Per Sada fu il punto di non ritorno
Sopraffatta da un vortice di gelosia e angoscia arrivò a minacciare di morte il suo amante: Kichizo era l’uomo della sua vita e non poteva accettare che giacesse di nuovo con la moglie. Quel pensiero era insopportabile. Lui però non prese seriamente quell’avvertimento ma, al contrario, lo eccitò. Durante i loro incontri avevano sperimentato l’asfissia erotica e Kichizo si lasciò trasportare dalla fantasia, fino a quando la perdizione dei sensi li portò a una nuova fuga d’amore. Trascorsero due giorni chiusi in un hotel l’uno tra le braccia dell’altra. I tormenti di Sada però non erano svaniti e decise di stringere per l’ultima volta il suo obi (cintura del kimono) intorno al collo di Kichizo.
Nella notte del 18 maggio 1936 Sada si liberò del pesante fardello che la affliggeva.
Rimase vicino al suo amato ancora qualche ora prima di mutilarlo, asportandogli i genitali per portarli via con sé avvolti in fogli di giornali. Come un’adolescente usò il sangue per scrivere sulle lenzuola e su quel corpo inerme frasi che sancivano il loro legame, e all’alba si chiuse alle spalle quella porta e quella storia.
L’edificio dove avvenne il delitto
Nei tre giorni successivi Sada si nascose sotto falso nome in una locanda della zona, contemplando il suo feticcio e meditando il suicidio. Quando la polizia l’arrestò non oppose alcuna resistenza. Si dichiarò subito colpevole tanto che il processo durò pochi giorni. Gli psichiatri che la visitarono la dichiararono affetta da isteria e ninfomania. Considerando l’epoca storica, nella quale alle donne non era consentito esprimere liberamente i propri sentimenti e desideri, tantomeno quelli sessuali, era scontato che qualsiasi donna che avesse compiuto quel gesto sarebbe stata tacciata di ninfomania, così come qualsiasi comportamento al di fuori della norma diventava isteria.

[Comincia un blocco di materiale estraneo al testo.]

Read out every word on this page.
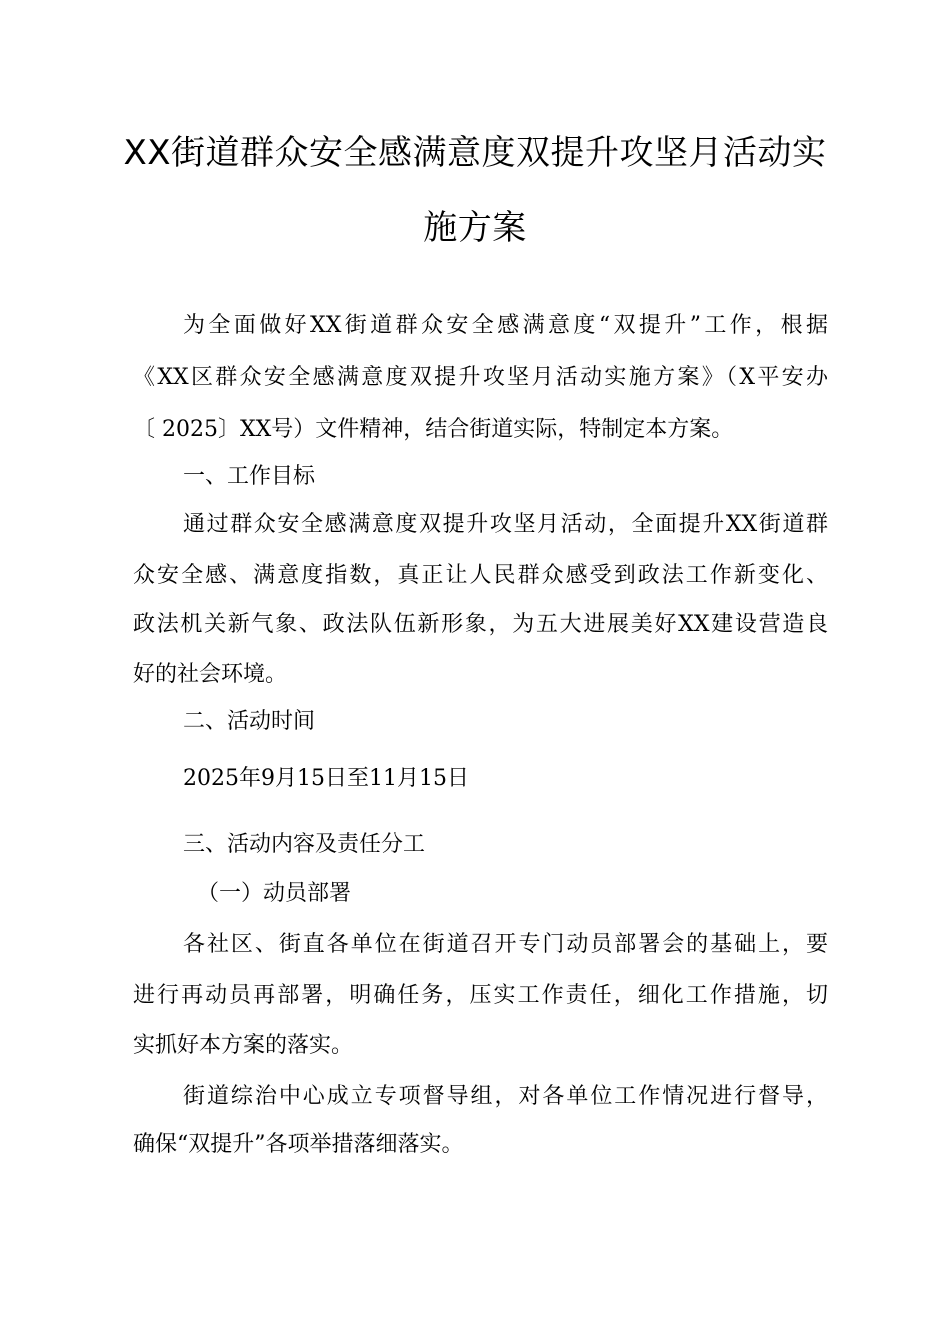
XX街道群众安全感满意度双提升攻坚月活动实
施方案
为全面做好XX街道群众安全感满意度“双提升”工作，根据
《XX区群众安全感满意度双提升攻坚月活动实施方案》（X平安办
〔 2025〕XX号）文件精神，结合街道实际，特制定本方案。
一、工作目标
通过群众安全感满意度双提升攻坚月活动，全面提升XX街道群
众安全感、满意度指数，真正让人民群众感受到政法工作新变化、
政法机关新气象、政法队伍新形象，为五大进展美好XX建设营造良
好的社会环境。
二、活动时间
2025年9月15日至11月15日
三、活动内容及责任分工
（一）动员部署
各社区、街直各单位在街道召开专门动员部署会的基础上，要
进行再动员再部署，明确任务，压实工作责任，细化工作措施，切
实抓好本方案的落实。
街道综治中心成立专项督导组，对各单位工作情况进行督导，
确保“双提升”各项举措落细落实。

Sada era solo una donna che non aveva represso i suoi istinti come si conveniva, e aveva continuato a parlare apertamente della sua vita sessuale senza mai nascondere nulla. Quei racconti così espliciti suscitarono molta curiosità e tutti seguirono quel caso con interesse. Sada fu condannata a sei anni di carcere nonostante l’efferatezza del delitto.
Foto di giornale scattata poco dopo l’arresto di Abe, maggio 1936
I giudici conclusero che durante l’omicidio fosse affetta un’infermità psichica transitoria per cui non era pienamente consapevole dell’atto che compiva. Una volta scontata la sua pena, Sada cercò di condurre un’esistenza tranquilla senza attirare attenzioni; voleva lasciarsi tutto alle spalle e andare avanti con la sua vita.
Cercò un impiego e si arrangiò come poteva, ma quando veniva a galla il suo passato per lei non c’era più posto e doveva iniziare di nuovo la sua ricerca. Quella vicenda, che l’aveva vista protagonista, non era stata dimenticata, ma soprattutto tutti ricordavano quei racconti erotici su cui la stampa aveva tanto speculato.
Un’immagine di Sada Abe nel 1947
Non riuscì mai a scrollarsi di dosso quello stigma fino a quando, nel 1970, si persero le sue tracce. Cosa ne sia stato di lei non è dato saperlo ma quell’omicidio, che tanto aveva fatto discutere, fu d’ispirazione per film e libri che hanno consacrato Sada, nell’immaginario giapponese, come un’icona di libertà contro la “falsa moralità” dell’epoca.